Addition to the Canter Holland Collection ~
Original Flavour, Little Fish Design, gicleé on 300gsm fine art paper, edition of 21

“There’re quite a lot of galleries and exhibitions you can go to and frankly, it’s the same-old every year. Printfest is definitely not like that, you always see new things. I think they have 17 artists that haven’t been before this year.

“That’s probably the best thing. It’s not just big names that are already in lots of galleries, it’s newer artists that are trying things out.”

The common thread to all their new acquisitions is they are pictures that start a conversation. They are not the cityscapes and sunsets that blandly adorn the average office wall. Spaces that generally score a high ‘dead fairy count’ – a useful scale invented by a child that’s hard to define but instantly recognisable.

“It’s not just for clients,” says Karel. “I am creating a working environment where people feel ‘Hey! This is a bit different from a rather dull, boring office with magnolia paint on the walls and grey carpets’. It’s about having something that’s a bit more engaging.”
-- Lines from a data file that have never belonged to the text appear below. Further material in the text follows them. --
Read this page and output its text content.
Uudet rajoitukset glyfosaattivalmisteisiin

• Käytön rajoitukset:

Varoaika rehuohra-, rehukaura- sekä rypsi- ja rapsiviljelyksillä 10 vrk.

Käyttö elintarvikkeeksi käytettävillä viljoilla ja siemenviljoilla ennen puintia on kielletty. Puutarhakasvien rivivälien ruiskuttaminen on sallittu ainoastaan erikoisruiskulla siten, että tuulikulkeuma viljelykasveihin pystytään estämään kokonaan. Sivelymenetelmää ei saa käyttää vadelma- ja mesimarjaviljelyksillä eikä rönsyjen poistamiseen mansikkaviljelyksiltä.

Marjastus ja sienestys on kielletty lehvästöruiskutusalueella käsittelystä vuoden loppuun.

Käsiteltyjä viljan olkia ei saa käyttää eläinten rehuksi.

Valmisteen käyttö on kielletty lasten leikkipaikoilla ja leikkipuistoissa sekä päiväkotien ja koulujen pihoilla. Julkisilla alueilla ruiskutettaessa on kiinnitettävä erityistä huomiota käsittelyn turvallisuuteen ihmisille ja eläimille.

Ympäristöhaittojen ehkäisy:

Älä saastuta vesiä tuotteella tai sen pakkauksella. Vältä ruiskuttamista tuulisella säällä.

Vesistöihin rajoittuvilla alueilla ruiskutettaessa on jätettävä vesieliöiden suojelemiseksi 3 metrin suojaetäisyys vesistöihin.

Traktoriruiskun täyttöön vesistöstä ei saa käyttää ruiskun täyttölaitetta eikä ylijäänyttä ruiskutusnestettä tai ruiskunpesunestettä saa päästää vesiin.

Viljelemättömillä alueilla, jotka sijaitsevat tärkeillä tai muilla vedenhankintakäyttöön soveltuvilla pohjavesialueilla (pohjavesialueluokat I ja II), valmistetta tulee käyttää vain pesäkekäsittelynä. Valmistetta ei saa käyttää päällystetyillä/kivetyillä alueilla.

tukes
And it seems to be working. Canter Holland is expanding into a third office in Peterborough in addition to their existing base there as well as their London office. In 2022 four of the team came to Printfest. This year no fewer than 12 staff members are travelling to Ulverston to choose art for their homes and the office.

In his little Zoom square, Karel can be seen gripping his knees with evident excitement at the prospect of new walls to fill with life-enhancing art. “I want people to look at something, to stop and think if it’s profound. But more likely it puts a smile on someone’s face which I think is probably the most important thing we can do.”